When using Exchange as your outside facing transport servers in either a dedicated Edge role under 2010 or within a multi-role setup finding out when you have a spammer from within historically has been done via blacklist notifications. What if we can catch the spammers in the act? What if we can stop the spam midstream?
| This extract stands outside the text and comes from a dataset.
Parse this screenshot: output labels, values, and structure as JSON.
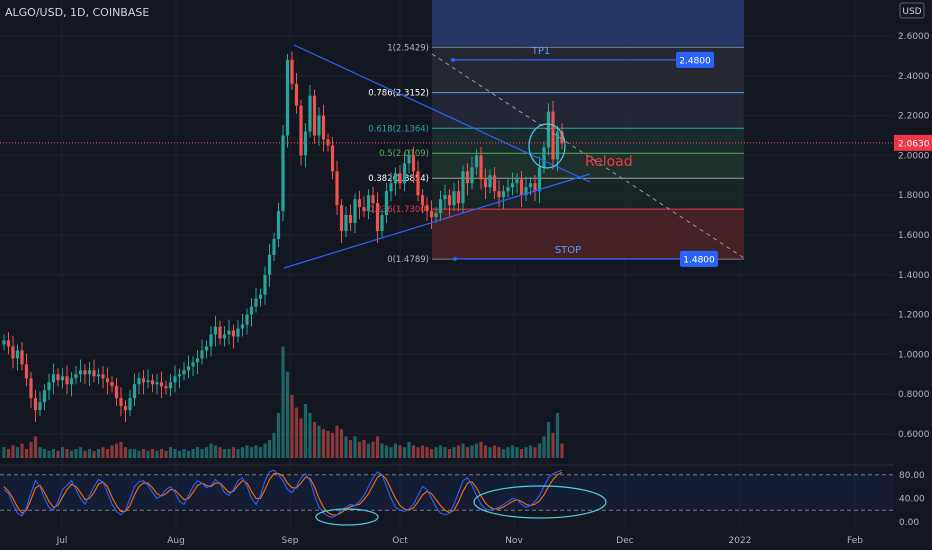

As a side benefit, you’ll get notification if mail is backing up for other reasons as well…ie random email providers being offline or if you end up having routing issues.
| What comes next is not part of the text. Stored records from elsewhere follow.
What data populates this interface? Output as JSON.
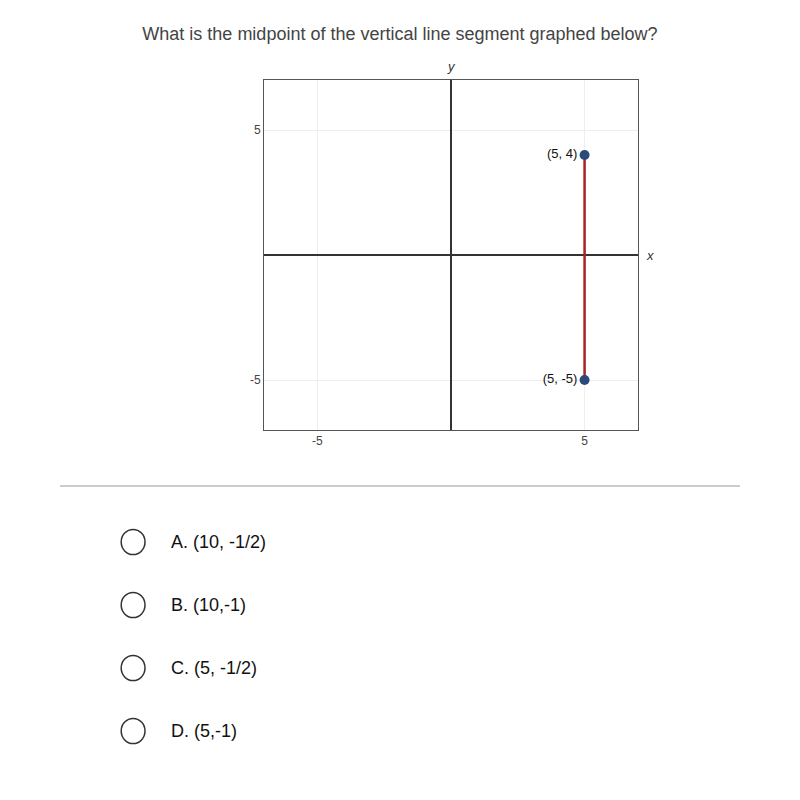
{
  "chart_data": {
    "type": "line",
    "title": "What is the midpoint of the vertical line segment graphed below?",
    "xlabel": "x",
    "ylabel": "y",
    "x": [
      5,
      5
    ],
    "series": [
      {
        "type": "line",
        "color": "#aa2222",
        "values": [
          4,
          -5
        ]
      },
      {
        "type": "scatter",
        "color": "#2b4a7a",
        "marker": "circle",
        "values": [
          4,
          -5
        ],
        "value_labels": [
          "(5, 4)",
          "(5, -5)"
        ]
      }
    ],
    "data_labels": true,
    "xlim": [
      -7,
      7
    ],
    "ylim": [
      -7,
      7
    ],
    "xticks": [
      -5,
      5
    ],
    "yticks": [
      -5,
      5
    ],
    "grid": true,
    "annotations": [
      "A. (10, -1/2)",
      "B. (10,-1)",
      "C. (5, -1/2)",
      "D. (5,-1)"
    ]
  }
}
$servername = Get-Content env:computername
$mail_sender = "$servername@contoso.com"
$mail_server = "my_smtp_server.contoso.com"
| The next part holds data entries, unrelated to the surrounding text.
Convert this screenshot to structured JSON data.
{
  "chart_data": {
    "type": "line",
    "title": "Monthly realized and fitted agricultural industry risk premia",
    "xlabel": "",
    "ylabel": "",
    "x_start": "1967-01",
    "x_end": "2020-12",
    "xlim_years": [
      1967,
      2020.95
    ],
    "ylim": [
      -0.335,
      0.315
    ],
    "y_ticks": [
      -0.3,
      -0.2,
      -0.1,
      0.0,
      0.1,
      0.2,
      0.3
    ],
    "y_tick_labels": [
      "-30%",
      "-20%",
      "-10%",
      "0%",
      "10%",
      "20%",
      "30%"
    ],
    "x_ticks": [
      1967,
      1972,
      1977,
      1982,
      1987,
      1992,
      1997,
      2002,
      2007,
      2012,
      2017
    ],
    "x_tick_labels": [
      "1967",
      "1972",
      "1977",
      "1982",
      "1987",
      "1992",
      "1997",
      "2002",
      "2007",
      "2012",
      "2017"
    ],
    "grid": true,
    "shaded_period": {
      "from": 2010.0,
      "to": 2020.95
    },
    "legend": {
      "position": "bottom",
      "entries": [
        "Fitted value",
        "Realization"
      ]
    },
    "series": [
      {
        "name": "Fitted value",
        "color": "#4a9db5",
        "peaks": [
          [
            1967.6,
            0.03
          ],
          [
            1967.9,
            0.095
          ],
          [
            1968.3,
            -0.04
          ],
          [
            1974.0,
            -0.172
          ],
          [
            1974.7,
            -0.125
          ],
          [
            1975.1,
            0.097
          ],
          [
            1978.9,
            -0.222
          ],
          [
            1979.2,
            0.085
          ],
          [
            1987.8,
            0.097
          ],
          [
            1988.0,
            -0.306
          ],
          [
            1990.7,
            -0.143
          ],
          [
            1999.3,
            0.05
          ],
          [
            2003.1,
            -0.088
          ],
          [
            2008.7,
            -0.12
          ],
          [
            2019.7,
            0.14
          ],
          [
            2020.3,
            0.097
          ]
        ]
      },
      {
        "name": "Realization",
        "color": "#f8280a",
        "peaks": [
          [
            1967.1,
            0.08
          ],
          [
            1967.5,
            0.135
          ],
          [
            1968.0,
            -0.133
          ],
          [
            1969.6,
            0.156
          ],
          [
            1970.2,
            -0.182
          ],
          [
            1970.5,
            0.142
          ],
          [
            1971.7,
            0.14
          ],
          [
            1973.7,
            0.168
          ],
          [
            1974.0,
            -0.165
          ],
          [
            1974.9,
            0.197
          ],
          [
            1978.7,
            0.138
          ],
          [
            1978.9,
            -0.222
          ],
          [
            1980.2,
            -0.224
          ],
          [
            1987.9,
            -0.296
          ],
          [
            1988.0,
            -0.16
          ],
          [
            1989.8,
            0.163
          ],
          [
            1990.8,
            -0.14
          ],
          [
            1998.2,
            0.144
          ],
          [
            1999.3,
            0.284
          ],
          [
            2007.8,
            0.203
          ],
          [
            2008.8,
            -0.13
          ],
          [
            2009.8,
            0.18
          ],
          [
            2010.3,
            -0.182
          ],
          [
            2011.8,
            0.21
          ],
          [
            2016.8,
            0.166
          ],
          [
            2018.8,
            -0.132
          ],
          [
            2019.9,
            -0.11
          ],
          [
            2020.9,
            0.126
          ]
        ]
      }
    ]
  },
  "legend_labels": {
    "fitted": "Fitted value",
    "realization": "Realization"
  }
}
$mail_recipient = "my_email@contoso.com"
$mailreport_subject = "Script: $servername Message Queues"
#At what level do you want to be emailed?
$maxinqueue = 40
$body = ""
Add-pssnapin Microsoft.Exchange.Management.PowerShell.E2010 -ErrorAction SilentlyContinue
function SendEmailReport
{
$msg = New-Object System.Net.Mail.MailMessage $mail_sender, $mail_recipient, $mailreport_subject, $body
$client = New-Object System.Net.Mail.SmtpClient $mail_server
$client.Credentials = [System.Net.CredentialCache]::DefaultNetworkCredentials
$client.Send($msg)
}
$i = 0
while($i -lt 29)
{
$mymessages = get-message -resultsize unlimited
#$mysenders = $mymessages | select-object fromaddress
if($mymessages.count -gt $maxinqueue)
{
$body = "Warning the current queue on $servername has exceeded the queue count of $maxinqueue and is currently at " + $mymessages.count
$body += "`r`n"
$body += $mymessages | out-string
SendEmailReport
$body = ""
}
$mymessages = $null
write-host $i
Sleep 60
$i++
}
The $maxinqueue variable is the real trick, at what level of messages in the queue is normal for your organization?
Then all that needs to be done is configuration of a simple scheduled task say run every 30 minutes, the scripting logic is configured to run in a loop to cover at the per minute within a 30 minute window.